In her increasing delirium, Patricia does begin to pray. It’s not that she’s not a Christian, exactly. It’s just...more of a Christmas and Easter thing for her. She prays in times of stress, like many people, guiltily resolving to become more observant if her prayers are granted, then letting her attendance lapse again as life returns to normal. But she prays now not with a bargain, but with simple regret. She begins to feel—in flashes—sincere, when she whispers that she’s sorry for her indiscretions, that even though she’s only slept with the two men she’s been engaged to, she knows she should have waited until they were married in the eyes of God.

In her right mind she would not hope for God to perform the miracle that Mrs. Trefoile expects. But something in her starved brain begs with sincere belief that her body might return to its unsullied form.

Sometimes her thoughts are more clear, and she thinks the idea absurd, tries to plot her escape. But she’s weaker all the time, and the prospect begins to feel hopeless.

The following day Mrs. Trefoile returns. She’s going to touch me again, Patricia knows, from the moment the door opens. Her heart pounds hard enough that it feels like it might shatter her frail body, and she feels sick with miserable anticipation.

Again there’s little prelude. The covers are pulled away—the absence of their weight, the slip of fabric against her. Then Mrs. Trefoile lifts her skirt and parts her knees. Pliant, Patricia yields to her this time, as if to a lover; her legs fall to the sides, revealing the core of her. Mrs. Trefoile seems to look longer than before, of maybe it’s just that Patricia’s perception of time is slipping. Either way she shrinks under the scrutiny. Even doctors don’t look for so long.

Finally Mrs. Trefoile moves to touch her, fingers pressing flat against her, tracing a circle. Patricia can’t suppress a startled gasp, though she knew it was coming. The touch against her tenderest parts feels somehow more than she can bear today.

Mrs. Trefoile gives her a stern look, and then moves to enter her with one fingertip, as before.

The finger slips inside more easily—surprisingly so—and immediately Patricia knows that this is wrong, she’s done something wrong. She goes very, very still. Mrs. Trefoile’s finger makes the same circular motion as before, all the way around, but when she removes it she looks dangerous.

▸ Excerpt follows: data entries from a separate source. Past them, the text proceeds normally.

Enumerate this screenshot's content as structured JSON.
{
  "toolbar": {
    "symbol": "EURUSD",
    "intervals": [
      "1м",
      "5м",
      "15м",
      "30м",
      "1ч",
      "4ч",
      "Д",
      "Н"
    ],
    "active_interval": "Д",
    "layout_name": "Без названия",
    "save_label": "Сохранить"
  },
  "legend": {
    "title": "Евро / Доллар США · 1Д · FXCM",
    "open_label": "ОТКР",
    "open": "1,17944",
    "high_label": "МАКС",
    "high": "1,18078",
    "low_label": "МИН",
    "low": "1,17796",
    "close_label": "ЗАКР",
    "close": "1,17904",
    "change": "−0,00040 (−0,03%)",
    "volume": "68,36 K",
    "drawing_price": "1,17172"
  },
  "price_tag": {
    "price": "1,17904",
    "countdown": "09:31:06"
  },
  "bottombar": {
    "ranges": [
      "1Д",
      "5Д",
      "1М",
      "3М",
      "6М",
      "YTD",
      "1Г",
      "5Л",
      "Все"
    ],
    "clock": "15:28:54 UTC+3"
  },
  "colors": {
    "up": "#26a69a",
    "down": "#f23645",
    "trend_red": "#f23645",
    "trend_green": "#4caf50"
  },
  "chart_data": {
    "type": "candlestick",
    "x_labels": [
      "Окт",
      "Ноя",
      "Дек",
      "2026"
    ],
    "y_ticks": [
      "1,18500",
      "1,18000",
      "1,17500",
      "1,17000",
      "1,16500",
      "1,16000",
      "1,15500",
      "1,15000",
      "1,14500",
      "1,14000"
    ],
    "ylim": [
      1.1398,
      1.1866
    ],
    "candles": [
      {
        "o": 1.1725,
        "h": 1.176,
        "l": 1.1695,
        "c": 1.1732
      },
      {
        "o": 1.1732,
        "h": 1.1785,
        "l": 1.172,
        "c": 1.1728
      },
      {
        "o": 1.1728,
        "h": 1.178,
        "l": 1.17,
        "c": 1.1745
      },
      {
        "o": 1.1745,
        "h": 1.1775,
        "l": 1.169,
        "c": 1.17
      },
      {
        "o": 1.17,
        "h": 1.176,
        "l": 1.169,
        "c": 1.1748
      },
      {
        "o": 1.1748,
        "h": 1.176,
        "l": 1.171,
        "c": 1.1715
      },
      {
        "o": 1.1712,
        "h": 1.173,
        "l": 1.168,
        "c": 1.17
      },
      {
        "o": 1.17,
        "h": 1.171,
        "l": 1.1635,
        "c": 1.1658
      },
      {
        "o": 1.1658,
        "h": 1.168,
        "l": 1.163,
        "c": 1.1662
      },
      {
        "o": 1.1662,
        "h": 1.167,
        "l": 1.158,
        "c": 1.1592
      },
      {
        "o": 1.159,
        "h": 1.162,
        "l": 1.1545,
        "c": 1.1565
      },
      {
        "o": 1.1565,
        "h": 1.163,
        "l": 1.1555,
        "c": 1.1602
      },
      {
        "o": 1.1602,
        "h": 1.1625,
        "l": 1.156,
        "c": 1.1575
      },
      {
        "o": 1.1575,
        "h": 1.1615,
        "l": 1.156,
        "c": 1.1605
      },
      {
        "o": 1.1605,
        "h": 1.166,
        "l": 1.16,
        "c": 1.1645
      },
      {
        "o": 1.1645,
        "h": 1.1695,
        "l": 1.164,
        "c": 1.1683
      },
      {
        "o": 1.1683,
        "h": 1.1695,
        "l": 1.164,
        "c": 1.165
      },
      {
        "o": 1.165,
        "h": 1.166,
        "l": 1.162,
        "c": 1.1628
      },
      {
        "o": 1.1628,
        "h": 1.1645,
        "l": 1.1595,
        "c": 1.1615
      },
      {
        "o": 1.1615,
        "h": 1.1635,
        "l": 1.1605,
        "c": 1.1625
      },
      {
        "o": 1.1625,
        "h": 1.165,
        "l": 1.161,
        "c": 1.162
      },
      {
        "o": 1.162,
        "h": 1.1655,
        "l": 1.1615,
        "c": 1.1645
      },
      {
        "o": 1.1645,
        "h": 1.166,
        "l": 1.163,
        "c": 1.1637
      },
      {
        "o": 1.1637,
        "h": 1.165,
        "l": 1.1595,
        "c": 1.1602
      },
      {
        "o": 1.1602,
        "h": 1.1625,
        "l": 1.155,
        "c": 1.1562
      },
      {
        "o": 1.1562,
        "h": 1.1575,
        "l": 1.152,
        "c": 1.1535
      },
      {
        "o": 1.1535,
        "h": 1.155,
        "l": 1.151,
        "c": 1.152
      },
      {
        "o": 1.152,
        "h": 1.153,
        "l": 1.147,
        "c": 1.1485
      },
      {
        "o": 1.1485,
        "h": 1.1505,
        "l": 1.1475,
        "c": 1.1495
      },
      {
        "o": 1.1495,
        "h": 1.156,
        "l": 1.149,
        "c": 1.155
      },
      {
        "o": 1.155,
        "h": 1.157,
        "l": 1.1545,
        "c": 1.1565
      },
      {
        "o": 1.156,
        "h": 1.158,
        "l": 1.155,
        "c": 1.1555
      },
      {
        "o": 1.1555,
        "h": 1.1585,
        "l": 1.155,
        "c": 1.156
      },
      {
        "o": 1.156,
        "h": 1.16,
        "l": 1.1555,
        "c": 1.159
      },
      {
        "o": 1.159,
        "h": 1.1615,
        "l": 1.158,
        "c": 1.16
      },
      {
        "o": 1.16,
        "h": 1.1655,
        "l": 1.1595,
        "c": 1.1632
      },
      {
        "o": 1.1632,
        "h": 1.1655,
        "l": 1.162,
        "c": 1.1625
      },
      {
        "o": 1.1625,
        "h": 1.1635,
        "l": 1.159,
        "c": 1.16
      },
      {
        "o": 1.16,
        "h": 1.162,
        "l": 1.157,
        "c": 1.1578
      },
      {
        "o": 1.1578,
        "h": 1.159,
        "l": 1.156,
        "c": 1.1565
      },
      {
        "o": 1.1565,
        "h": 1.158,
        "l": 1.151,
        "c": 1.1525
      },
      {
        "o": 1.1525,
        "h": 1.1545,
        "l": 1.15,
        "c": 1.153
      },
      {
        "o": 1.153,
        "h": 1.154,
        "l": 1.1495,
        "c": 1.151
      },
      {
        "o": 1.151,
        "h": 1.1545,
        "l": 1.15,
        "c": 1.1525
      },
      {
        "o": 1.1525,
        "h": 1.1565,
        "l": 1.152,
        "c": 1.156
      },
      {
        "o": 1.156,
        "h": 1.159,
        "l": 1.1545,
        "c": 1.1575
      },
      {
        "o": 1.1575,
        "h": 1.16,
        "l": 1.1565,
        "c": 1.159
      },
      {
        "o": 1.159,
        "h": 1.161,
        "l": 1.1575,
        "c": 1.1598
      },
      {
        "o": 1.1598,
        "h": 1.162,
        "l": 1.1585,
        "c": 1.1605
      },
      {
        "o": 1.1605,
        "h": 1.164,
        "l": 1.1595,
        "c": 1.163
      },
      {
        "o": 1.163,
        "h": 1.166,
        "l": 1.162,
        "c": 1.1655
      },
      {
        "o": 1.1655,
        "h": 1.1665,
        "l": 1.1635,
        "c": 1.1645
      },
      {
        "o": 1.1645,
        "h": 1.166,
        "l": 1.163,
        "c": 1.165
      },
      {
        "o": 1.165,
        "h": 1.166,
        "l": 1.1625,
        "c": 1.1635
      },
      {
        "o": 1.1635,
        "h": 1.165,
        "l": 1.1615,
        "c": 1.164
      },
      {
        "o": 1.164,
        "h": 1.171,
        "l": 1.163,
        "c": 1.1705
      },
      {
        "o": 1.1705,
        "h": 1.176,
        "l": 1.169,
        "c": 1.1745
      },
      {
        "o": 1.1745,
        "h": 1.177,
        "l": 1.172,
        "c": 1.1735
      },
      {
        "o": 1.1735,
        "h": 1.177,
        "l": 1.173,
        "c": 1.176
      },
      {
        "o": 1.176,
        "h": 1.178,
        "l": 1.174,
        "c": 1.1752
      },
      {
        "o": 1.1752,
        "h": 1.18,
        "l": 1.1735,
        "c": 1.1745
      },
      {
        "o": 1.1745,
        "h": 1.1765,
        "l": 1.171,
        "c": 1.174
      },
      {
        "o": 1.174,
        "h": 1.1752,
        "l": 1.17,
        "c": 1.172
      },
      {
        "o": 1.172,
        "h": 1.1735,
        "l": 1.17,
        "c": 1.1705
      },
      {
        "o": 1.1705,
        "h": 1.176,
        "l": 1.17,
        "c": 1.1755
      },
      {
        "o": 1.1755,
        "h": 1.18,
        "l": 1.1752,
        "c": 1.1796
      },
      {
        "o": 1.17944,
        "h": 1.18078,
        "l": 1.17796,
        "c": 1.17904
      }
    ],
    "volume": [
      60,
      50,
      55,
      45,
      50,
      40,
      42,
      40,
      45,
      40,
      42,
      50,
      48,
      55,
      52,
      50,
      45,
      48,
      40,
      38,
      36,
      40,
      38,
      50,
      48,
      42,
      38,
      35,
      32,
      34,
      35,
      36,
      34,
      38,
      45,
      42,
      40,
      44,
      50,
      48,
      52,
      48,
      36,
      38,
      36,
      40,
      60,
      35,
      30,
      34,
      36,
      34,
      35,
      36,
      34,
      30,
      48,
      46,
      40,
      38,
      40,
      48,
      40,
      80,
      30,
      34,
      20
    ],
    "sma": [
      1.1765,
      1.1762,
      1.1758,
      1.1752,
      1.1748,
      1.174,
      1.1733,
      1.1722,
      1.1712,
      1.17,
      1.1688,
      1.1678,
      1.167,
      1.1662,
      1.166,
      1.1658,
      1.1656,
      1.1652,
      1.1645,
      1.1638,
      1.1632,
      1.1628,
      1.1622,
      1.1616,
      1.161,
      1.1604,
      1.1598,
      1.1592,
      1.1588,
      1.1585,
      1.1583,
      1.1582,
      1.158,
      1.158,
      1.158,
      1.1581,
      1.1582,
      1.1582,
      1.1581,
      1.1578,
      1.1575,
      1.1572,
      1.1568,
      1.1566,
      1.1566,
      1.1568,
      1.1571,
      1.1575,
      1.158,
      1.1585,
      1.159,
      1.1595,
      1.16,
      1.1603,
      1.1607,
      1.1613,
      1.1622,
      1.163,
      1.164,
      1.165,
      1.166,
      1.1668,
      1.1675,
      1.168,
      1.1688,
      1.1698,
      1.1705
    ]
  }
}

“Dirty,” she hisses. She points the finger she used in Patricia’s face, scolding like a schoolteacher.

The fingertip glistens, and Patricia can faintly perceive the scent of her body’s betrayal. She shudders.

“You must pray for salvation,” Mrs. Trefoile says. “There is evil inside you.”

Then Anna brings her tea. Patricia allows herself the illusion of fullness that it provides, and she wonders how long a person can survive without eating. Surely longer than this, she thinks, and feels a terrible dread at the prospect of living.

It’s another day, maybe two, before Mrs. Trefoile brings her a bowl of oatmeal.

Patricia swallows eagerly from the spoon that’s offered to her, Mrs. Trefoile’s firm hand holding it steady. Something hot rushes through her; she trembles. Mrs. Trefoile scoops another spoonful from the bowl, and Patricia opens her mouth, accepting the intrusion with a wave of awful pleasure.